CGGVeritas sera moins cyclique après le rachat du pôle Géoscience de Fugro
En rachetant la majeure partie de la division Géoscience du néerlandais Fugro (2.500 employés) pour un montant brut de 1,2 milliard d’euros, CGGVeritas va accroître son expertise dans les technologies sismiques liées à la production d’hydrocarbures. Cette activité moins cyclique que celle liée à l’exploration améliorera la stabilité de ses cash-flows. Cette opération, complétée par des partenariats commerciaux, constitue par ailleurs «une excellente alternative à la construction envisagée de nouveaux navires qui aurait nécessité 18 à 24 mois», relèvent les analystes d’Oddo Midcap. Le chiffre d’affaires pro forma du groupe élargi aurait atteint 3,3 milliards d’euros l’an dernier, soit une hausse de 30% par rapport au périmètre actuel.
L’acquisition, payée en numéraire, «fait ressortir un ratio de valeur d’entreprise sur excédent brut d’exploitation un peu élevé de 7,8 fois pour 2011», estime Natixis. Elle sera financée à hauteur de 400 millions d’euros par augmentation de capital avec maintien des DPS. «Cet appel au marché, qui sera lancé dès que possible, a été jugé préférable à une augmentation de capital réservée car Fugro n’avait pas vocation à devenir un actionnaire de long terme», précise Jean-Georges Malcor, directeur général de CGGVeritas. Le parapétrolier français s’endettera à hauteur de 575 millions, sachant qu’il recevra de Fugro une soulte de 225 millions suite à la création d’une coentreprise dans les données sismiques sous-marines, détenue à 60% par le groupe néerlandais.

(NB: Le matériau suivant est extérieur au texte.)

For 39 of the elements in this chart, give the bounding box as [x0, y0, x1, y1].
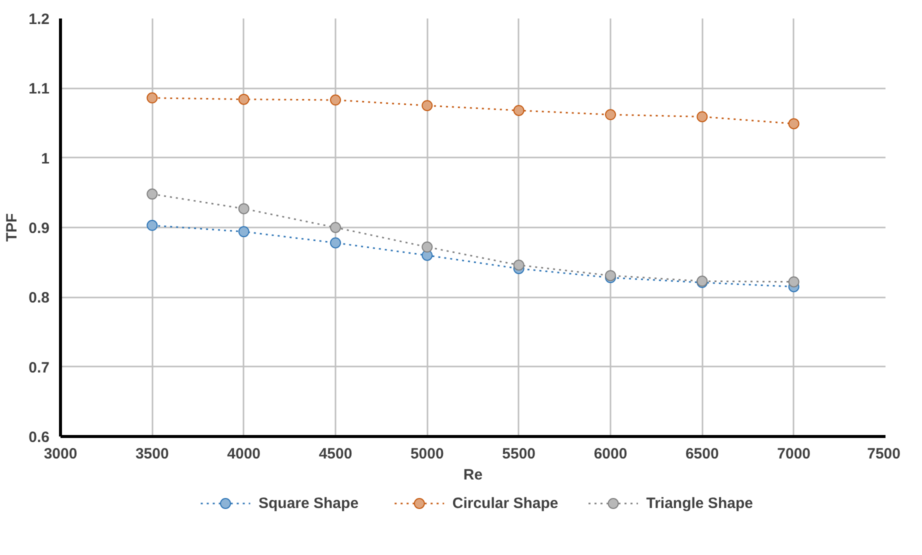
x-tick-label: 3500: [135, 446, 169, 462]
x-tick-label: 5500: [502, 446, 536, 462]
point: [788, 276, 800, 288]
point: [330, 237, 341, 248]
point: [146, 92, 158, 104]
x-tick-label: 6000: [594, 446, 628, 462]
y-tick-label: 0.8: [28, 290, 50, 307]
point: [330, 94, 341, 106]
point: [238, 94, 250, 105]
point: [238, 226, 250, 238]
x-tick-label: 7500: [867, 446, 901, 462]
y-tick-label: 0.6: [28, 429, 50, 446]
x-tick-label: 7000: [777, 446, 811, 462]
point: [146, 220, 158, 231]
point: [513, 260, 524, 271]
point: [605, 109, 616, 120]
point: [422, 242, 433, 252]
point: [330, 222, 341, 233]
y-tick-label: 1: [41, 150, 50, 168]
point: [788, 118, 800, 130]
legend-label: Square Shape: [258, 495, 359, 512]
point: [696, 111, 708, 122]
y-tick-label: 1.2: [28, 11, 50, 28]
legend-label: Triangle Shape: [646, 495, 753, 512]
point: [513, 104, 524, 116]
legend-label: Circular Shape: [452, 495, 558, 512]
y-tick-label: 1.1: [28, 80, 50, 98]
point: [422, 100, 433, 112]
y-tick-label: 0.7: [28, 359, 50, 376]
x-tick-label: 4500: [318, 446, 352, 462]
y-axis-title: TPF: [4, 213, 21, 242]
x-tick-label: 5000: [410, 446, 444, 462]
x-axis-title: Re: [463, 466, 483, 484]
x-tick-label: 3000: [44, 446, 78, 462]
x-tick-label: 4000: [227, 446, 261, 462]
y-tick-label: 0.9: [28, 220, 50, 237]
point: [238, 203, 250, 214]
point: [146, 188, 158, 200]
x-tick-label: 6500: [685, 446, 719, 462]
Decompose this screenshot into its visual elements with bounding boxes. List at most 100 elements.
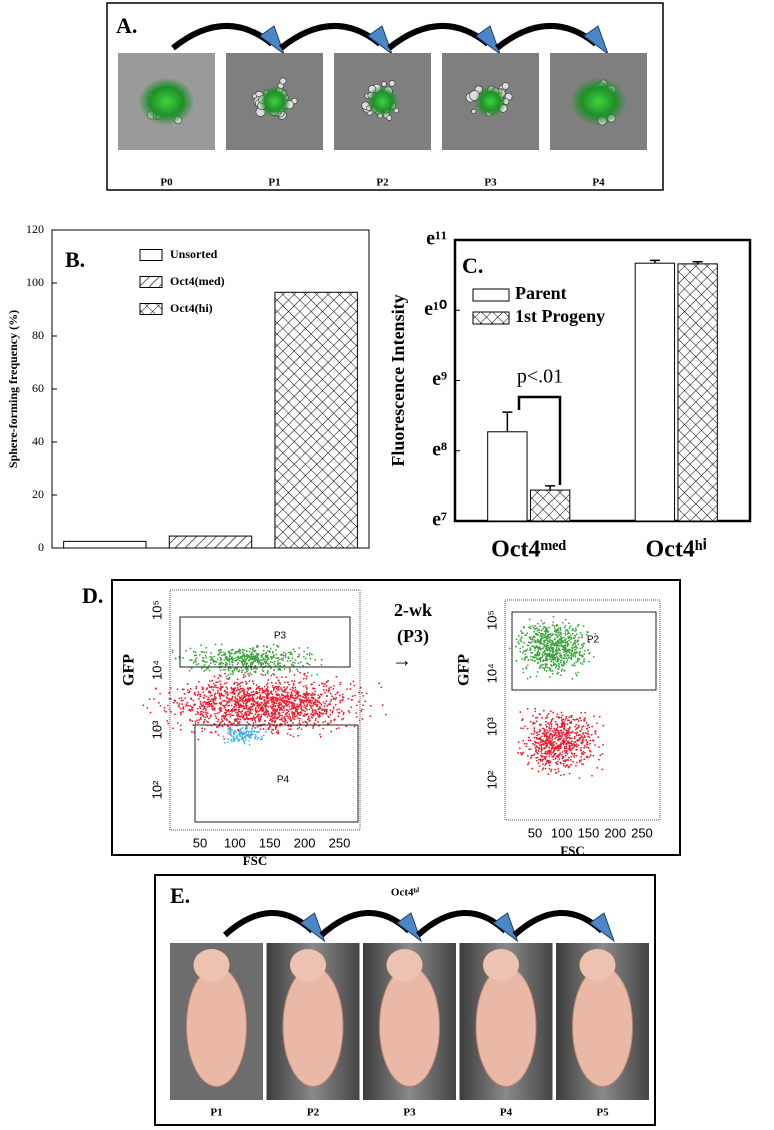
event-dot (210, 652, 213, 654)
event-dot (212, 704, 214, 707)
event-dot (522, 727, 524, 730)
event-dot (557, 745, 560, 747)
event-dot (533, 729, 536, 732)
event-dot (569, 749, 572, 752)
event-dot (560, 711, 563, 714)
event-dot (527, 739, 530, 742)
event-dot (286, 691, 289, 694)
event-dot (248, 697, 250, 700)
event-dot (531, 767, 534, 770)
event-dot (290, 691, 293, 694)
event-dot (205, 713, 208, 716)
event-dot (228, 659, 230, 662)
event-dot (224, 668, 227, 671)
event-dot (349, 683, 352, 685)
event-dot (264, 673, 267, 676)
legend-swatch (472, 288, 510, 302)
event-dot (249, 647, 252, 650)
event-dot (211, 707, 214, 710)
event-dot (521, 658, 524, 660)
event-dot (236, 694, 239, 697)
event-dot (282, 720, 285, 723)
event-dot (186, 701, 189, 704)
event-dot (281, 676, 283, 679)
event-dot (220, 686, 223, 689)
event-dot (270, 711, 273, 714)
event-dot (562, 743, 565, 746)
event-dot (342, 696, 344, 698)
event-dot (236, 663, 239, 666)
event-dot (234, 700, 237, 703)
event-dot (287, 710, 290, 713)
event-dot (564, 632, 567, 635)
event-dot (253, 718, 256, 720)
event-dot (580, 711, 583, 714)
event-dot (231, 652, 233, 655)
event-dot (537, 770, 540, 773)
event-dot (541, 637, 544, 640)
event-dot (577, 724, 580, 727)
event-dot (556, 715, 558, 718)
event-dot (551, 655, 554, 658)
event-dot (583, 649, 586, 652)
event-dot (380, 686, 383, 689)
event-dot (261, 705, 264, 708)
event-dot (573, 637, 576, 639)
event-dot (546, 648, 549, 651)
event-dot (303, 697, 306, 699)
event-dot (250, 668, 253, 671)
event-dot (209, 686, 211, 689)
event-dot (226, 697, 229, 699)
event-dot (250, 673, 253, 676)
event-dot (585, 739, 588, 741)
event-dot (556, 713, 559, 716)
event-dot (545, 655, 547, 658)
event-dot (203, 663, 206, 666)
event-dot (559, 633, 562, 635)
event-dot (252, 704, 255, 707)
event-dot (560, 659, 563, 662)
event-dot (240, 698, 243, 701)
event-dot (561, 668, 563, 671)
event-dot (318, 684, 321, 687)
event-dot (267, 662, 270, 665)
event-dot (190, 659, 193, 661)
event-dot (548, 742, 551, 745)
event-dot (194, 660, 197, 663)
event-dot (291, 657, 294, 660)
event-dot (548, 633, 551, 636)
event-dot (219, 683, 222, 685)
event-dot (547, 633, 550, 636)
event-dot (213, 712, 216, 715)
event-dot (568, 622, 570, 625)
panel-label: E. (170, 883, 190, 908)
event-dot (559, 626, 562, 629)
mouse-head (483, 949, 519, 981)
event-dot (335, 675, 338, 678)
event-dot (250, 661, 253, 664)
event-dot (289, 659, 292, 662)
event-dot (308, 663, 311, 666)
event-dot (312, 714, 315, 717)
event-dot (553, 734, 556, 737)
event-dot (242, 673, 245, 676)
event-dot (286, 732, 289, 735)
event-dot (359, 686, 362, 689)
event-dot (172, 727, 174, 730)
event-dot (176, 688, 179, 690)
event-dot (271, 696, 274, 698)
event-dot (555, 624, 558, 626)
event-dot (296, 705, 298, 708)
event-dot (565, 657, 567, 659)
event-dot (280, 703, 283, 706)
event-dot (306, 713, 309, 715)
event-dot (256, 657, 259, 660)
event-dot (245, 734, 248, 736)
event-dot (179, 707, 182, 710)
event-dot (555, 755, 558, 758)
bar (63, 540, 147, 549)
event-dot (243, 656, 246, 659)
event-dot (296, 727, 299, 730)
event-dot (567, 631, 569, 633)
event-dot (305, 677, 308, 680)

La sécurisation du financement est assurée par un crédit vendeur de 335 millions d’euros consenti par Fugro pour «au maximum 3 ans» et un prêt-relais de 700 millions accordé par Credit Suisse, Bank of America, BNP Paribas et Société Générale Ce prêt, qui porte un taux d’intérêt de 6,5%, devrait être refinancé par une émission obligataire auprès d’investisseurs américains. Avec un ratio de dette nette sur capitaux propres pro forma de 49%, le groupe élargi devrait être en mesure de conserver sa note de crédit «BB-».
Sous réserve d’une transaction bouclée «avant la fin de l’année», l’effet sera légèrement relutif «dès 2013» sur son bénéfice par action après augmentation de capital, selon le groupe français. Si le montant des synergies n’a pas encore été quantifié, Gilbert Dupont juge que celles-ci seront «principalement des synergies commerciales». L’action a cédé hier 5,3% pour terminer à 24,4 euros à Paris.